Михаэлис, понятно, стал допытываться, что такое стряслось, но от Уилсона ничего нельзя было добиться — вместо ответа он вдруг стал бросать на соседа косые, подозрительные взгляды и выспрашивать, где он был и что делал в такой-то день, в такой-то час.
Михаэлису даже сделалось не по себе, и, завидя на дороге кучку рабочих, направлявшихся в его ресторан, он под этим предлогом поспешил уйти, сказав, что еще вернется. Но так и не вернулся. Попросту забыл, должно быть. И только выйдя опять, уже в восьмом часу, он услышал в гараже громкий, злой голос миссис Уилсон, и ему сразу вспомнился давешний разговор.
— На, бей! — кричала она. — Бей, топчи ногами, ничтожество, трус поганый!
Дверь распахнулась, она выбежала на дорогу, с криком размахивая руками, — и прежде чем он успел сделать хоть шаг, все было кончено.
«Автомобиль смерти», как его потом назвали газеты, даже не остановился; вынырнув из густеющих сумерек, он дрогнул на миг в трагической нерешительности в скрылся за поворотом дороги. Михаэлис и цвета его не успел разглядеть толком — подоспевшей полиции он сказал, что машина была светло-зеленая. Другая машина, которая шла в Нью-Йорк, затормозила, проскочив ярдов на сто, и водитель бегом кинулся назад, туда, где, скорчившись, лежала Миртл Уилсон, внезапно в грубо вырванная из жизни, и ее густая темная кровь смешивалась с дорожной пылью.
Шофер и Михаэлис подбежали к ней первые, но, когда они разорвали еще влажную от пота блузку и увидели, что левая грудь болтается где-то сбоку, точно повисший на ниточке карман, они даже не стали прикладывать ухо к сердцу. Рот был широко раскрыт и в углах чуть надорван, как будто она захлебнулась, отдавая весь тот огромный запас энергии жизни, который так долго в ней копился.
Мы еще издали увидели толпу и машины, сгрудившиеся на дороге.
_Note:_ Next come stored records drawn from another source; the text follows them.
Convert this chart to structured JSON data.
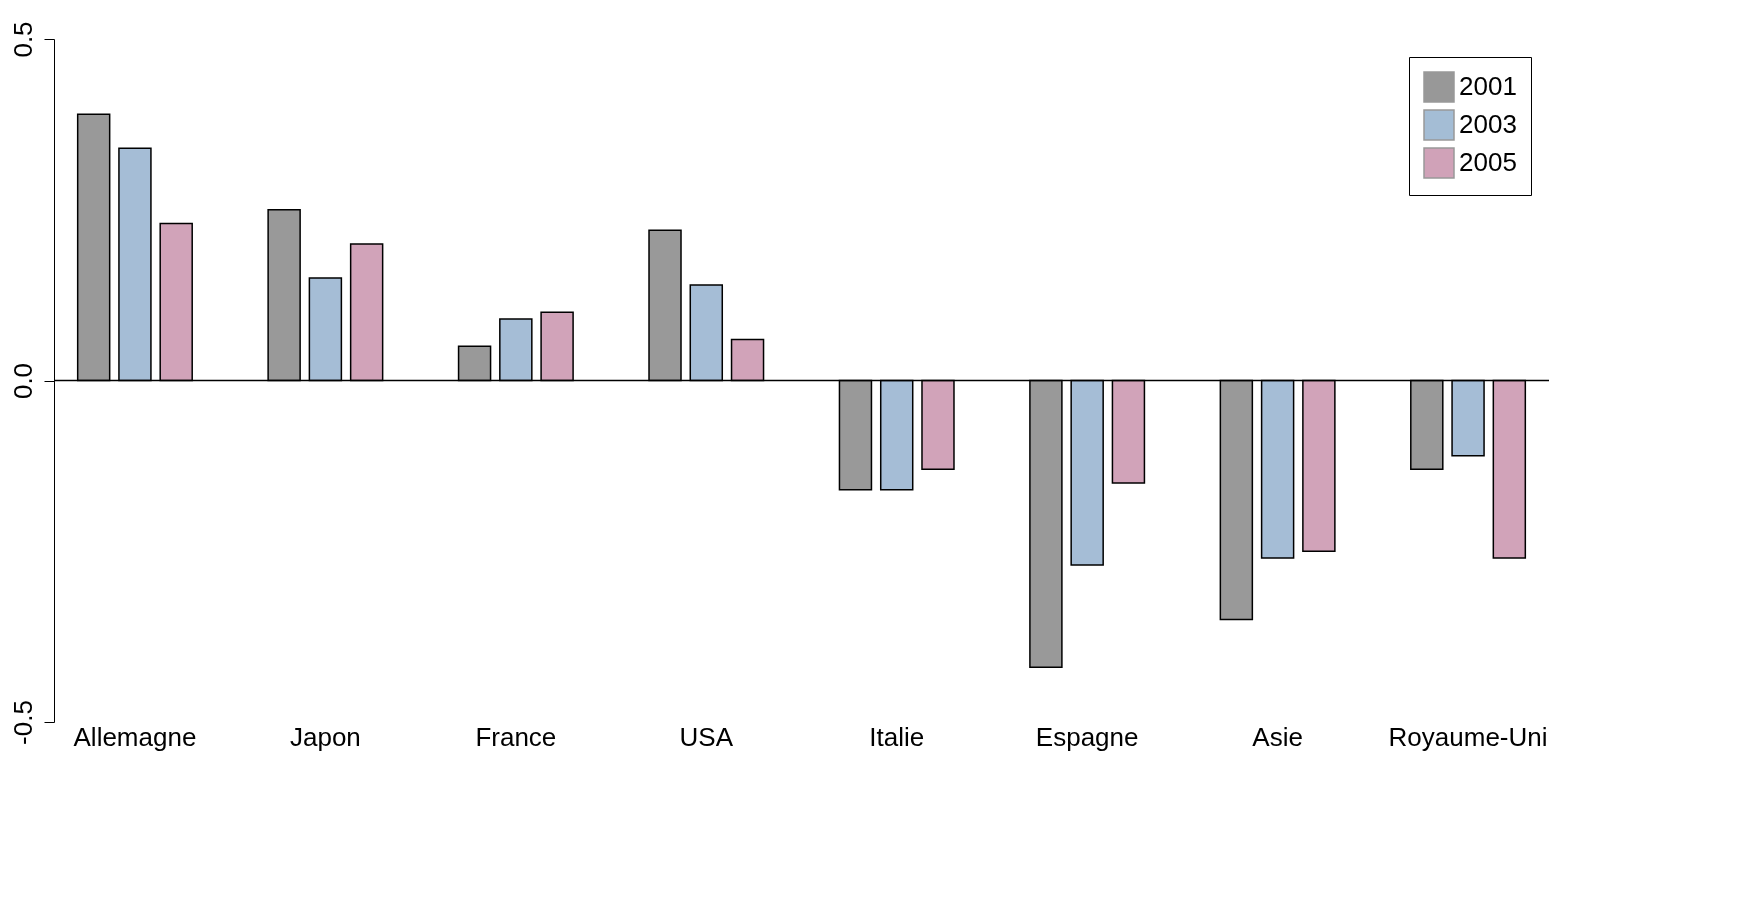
{
  "chart_data": {
    "type": "bar",
    "categories": [
      "Allemagne",
      "Japon",
      "France",
      "USA",
      "Italie",
      "Espagne",
      "Asie",
      "Royaume-Uni"
    ],
    "series": [
      {
        "name": "2001",
        "color": "#000000",
        "values": [
          0.39,
          0.25,
          0.05,
          0.22,
          -0.16,
          -0.42,
          -0.35,
          -0.13
        ]
      },
      {
        "name": "2003",
        "color": "#1f5b99",
        "values": [
          0.34,
          0.15,
          0.09,
          0.14,
          -0.16,
          -0.27,
          -0.26,
          -0.11
        ]
      },
      {
        "name": "2005",
        "color": "#8b1a4f",
        "values": [
          0.23,
          0.2,
          0.1,
          0.06,
          -0.13,
          -0.15,
          -0.25,
          -0.26
        ]
      }
    ],
    "ylim": [
      -0.5,
      0.5
    ],
    "yticks": [
      {
        "value": -0.5,
        "label": "-0.5"
      },
      {
        "value": 0,
        "label": "0.0"
      },
      {
        "value": 0.5,
        "label": "0.5"
      }
    ],
    "ref_lines": [
      {
        "axis": "y",
        "value": 0
      }
    ],
    "grid": false,
    "legend": "top right"
  }
}
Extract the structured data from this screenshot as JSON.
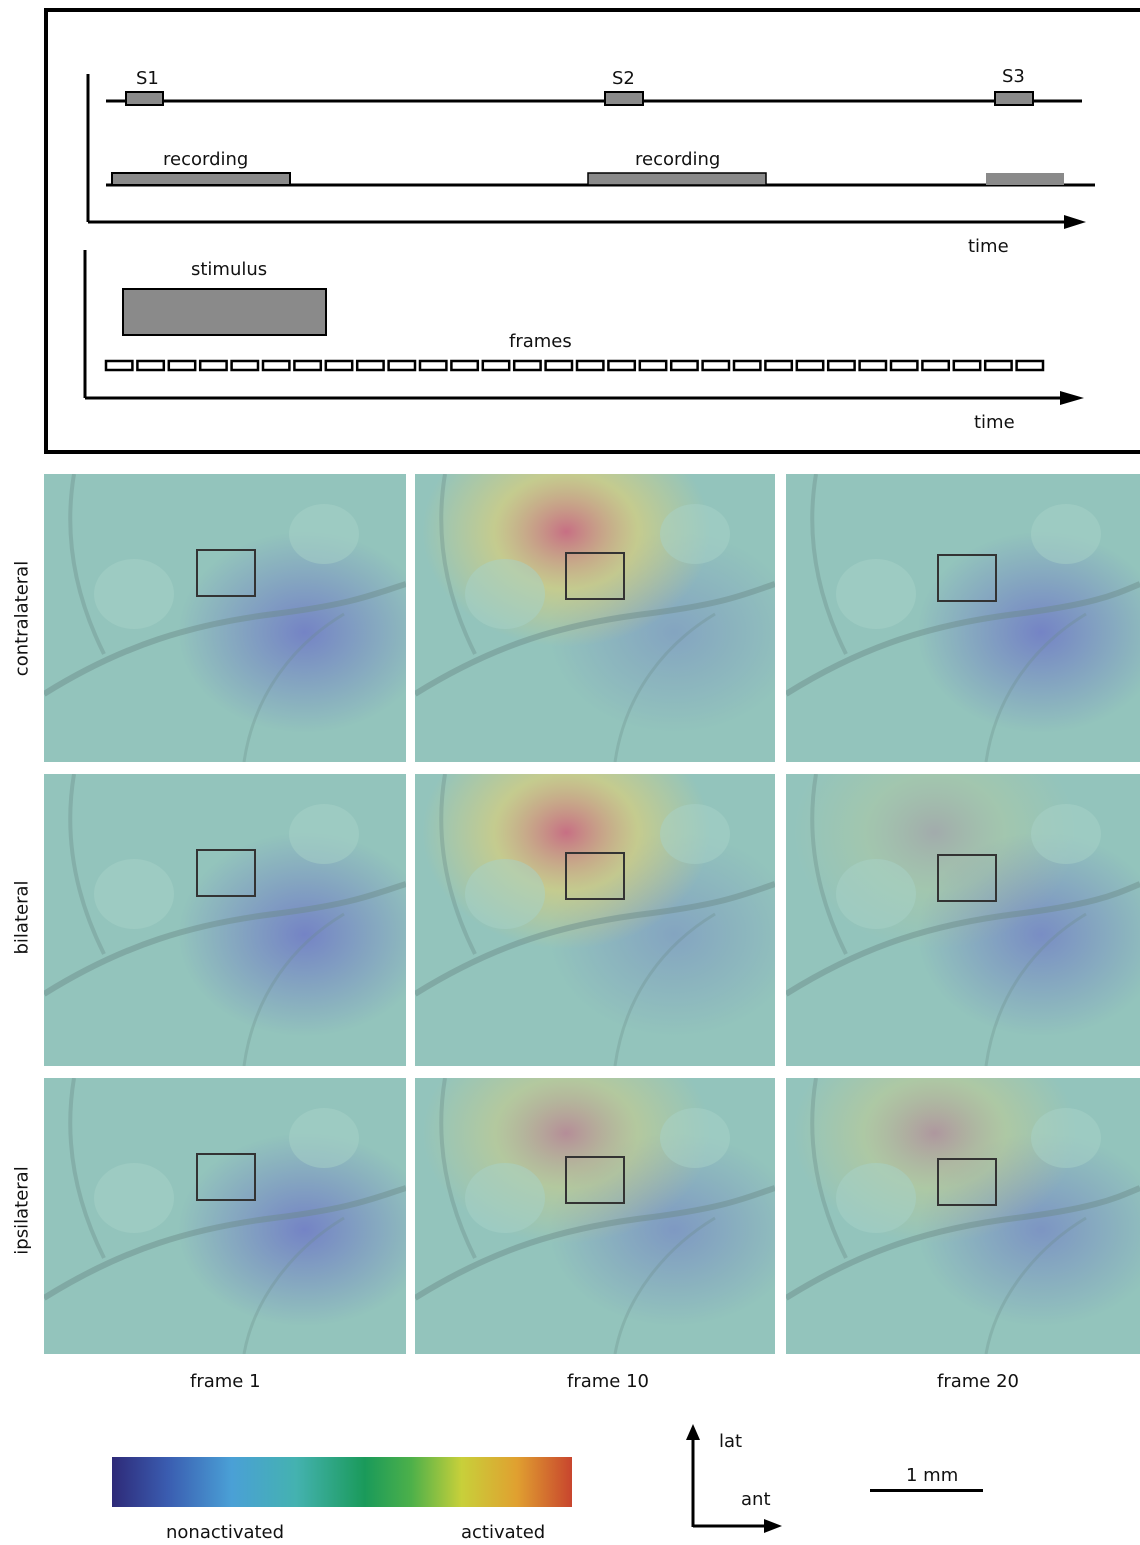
{
  "timing": {
    "stimuli": [
      "S1",
      "S2",
      "S3"
    ],
    "recording_labels": [
      "recording",
      "recording"
    ],
    "time_label_top": "time",
    "stimulus_label": "stimulus",
    "frames_label": "frames",
    "time_label_bottom": "time",
    "frame_count": 30
  },
  "rows": [
    "contralateral",
    "bilateral",
    "ipsilateral"
  ],
  "columns": [
    "frame 1",
    "frame 10",
    "frame 20"
  ],
  "activation": [
    [
      0.0,
      0.85,
      0.0
    ],
    [
      0.0,
      0.85,
      0.25
    ],
    [
      0.0,
      0.55,
      0.45
    ]
  ],
  "colorbar": {
    "low_label": "nonactivated",
    "high_label": "activated",
    "colors": [
      "#2e2a78",
      "#3a5cb0",
      "#4aa0d6",
      "#44b2b0",
      "#1a9a5a",
      "#4cb04a",
      "#c8d03a",
      "#e0a030",
      "#c8452e"
    ]
  },
  "orientation": {
    "up": "lat",
    "right": "ant"
  },
  "scale_bar": {
    "label": "1 mm"
  }
}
— Авария! — сказал Том. — Уилсону повезло. Будет ему теперь работа.
Он сбавил газ, но останавливаться не собирался; только когда мы подъехали ближе, хмурое безмолвие толпившихся у гаража людей побудило его затормозить.
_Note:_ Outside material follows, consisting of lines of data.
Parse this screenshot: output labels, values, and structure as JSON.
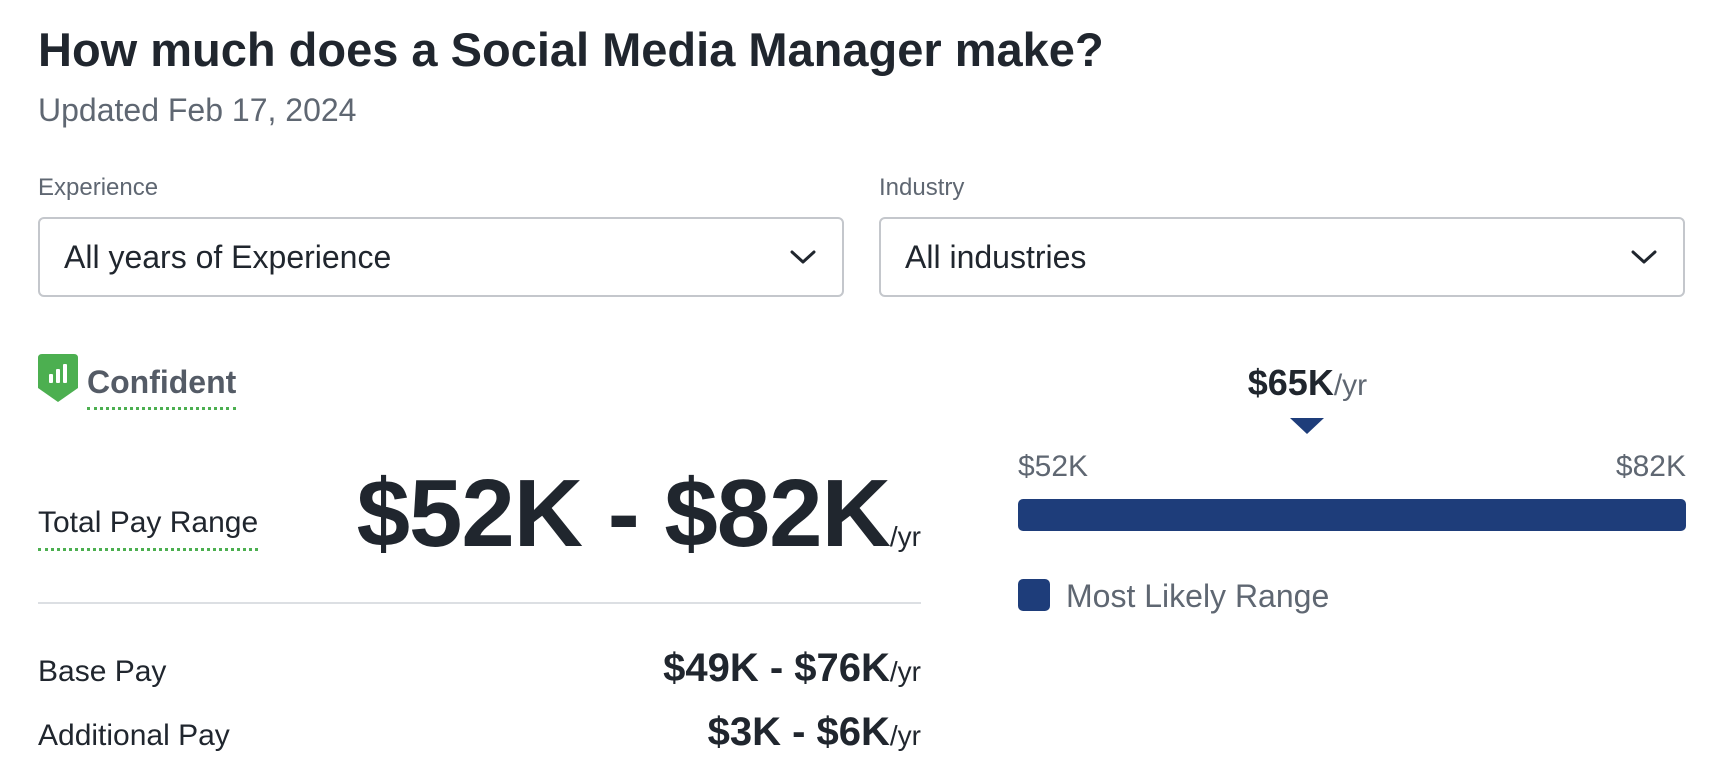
{
  "header": {
    "title": "How much does a Social Media Manager make?",
    "updated": "Updated Feb 17, 2024"
  },
  "filters": {
    "experience": {
      "label": "Experience",
      "value": "All years of Experience"
    },
    "industry": {
      "label": "Industry",
      "value": "All industries"
    }
  },
  "confidence": {
    "label": "Confident",
    "badge_icon": "bar-chart-shield-icon",
    "color": "#4caf50"
  },
  "total_pay": {
    "label": "Total Pay Range",
    "amount": "$52K - $82K",
    "unit": "/yr"
  },
  "breakdown": [
    {
      "label": "Base Pay",
      "amount": "$49K - $76K",
      "unit": "/yr"
    },
    {
      "label": "Additional Pay",
      "amount": "$3K - $6K",
      "unit": "/yr"
    }
  ],
  "range_chart": {
    "median_label": "$65K",
    "median_unit": "/yr",
    "median_value": 65,
    "min_label": "$52K",
    "max_label": "$82K",
    "min_value": 52,
    "max_value": 82,
    "likely_range": [
      52,
      82
    ],
    "bar_color": "#1e3d7a",
    "legend_label": "Most Likely Range"
  }
}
— Может, все-таки взглянем, в чем там дело, — сказал он неуверенно. — Только взглянем.
Глухой, прерывистый стон доносился из гаража; когда мы, выйдя из машины, подошли к дверям, стон стал более внятным и в нем можно было расслышать слова «Боже мой, боже мой!», без конца повторяемые на одной ноте.
— Что-то, видно, стряслось серьезное, — с интересом сказал Том.
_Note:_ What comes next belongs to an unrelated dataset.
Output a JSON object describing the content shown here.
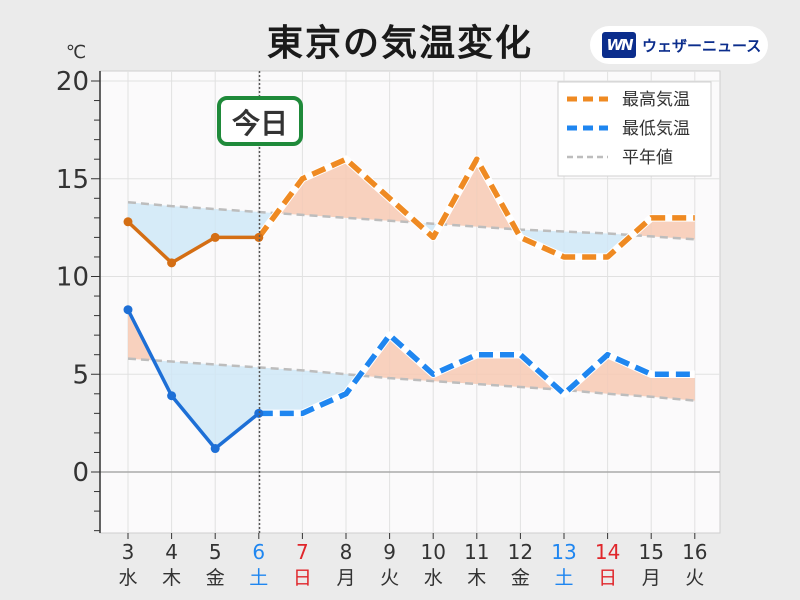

Он привстал на носки и поверх голов заглянул в гараж, освещенный только желтыми лучами лампочки в металлической сетке, подвешенной под самым потолком. Что-то вдруг хрипло булькнуло у него в горле, он с силой наддал своими могучими плечами и протолкался вперед.
Толпа заворчала и сейчас же сомкнулась снова, так что мне ничего не было видно. Но сзади напирало все больше и больше любопытных, и в конце концов нас с Джордан просто вдавили внутрь.
Тело Миртл Уилсон лежало на верстаке у стены, завернутое в два одеяла, как будто ее знобило, несмотря на жару; склонившись над нею, спиной к нам, стоял неподвижно Том. Рядом полицейский в шлеме мотоциклиста, усиленно потея и черкая, записывал фамилии в маленькую книжечку. Откуда-то несся все тот же прерывистый стон, гулко отдаваясь в пустоте гаража; я огляделся и тут только увидел Уилсона — он стоял на высоком пороге своей конторки, обеими руками вцепившись в дверные косяки, и раскачивался из стороны в сторону. Какой-то человек уговаривал его вполголоса, пытаясь положить ему руку на плечо, но Уилсон ничего не видел и не слышал. Он медленно скользил взглядом от лампочки под потолком к тому, что лежало на верстаке, тотчас же снова вскидывал глаза на лампочку; и все время звучал его страшный, пронзительный вопль:
— Боже мой! Боже мой! Боже мой! Боже мой!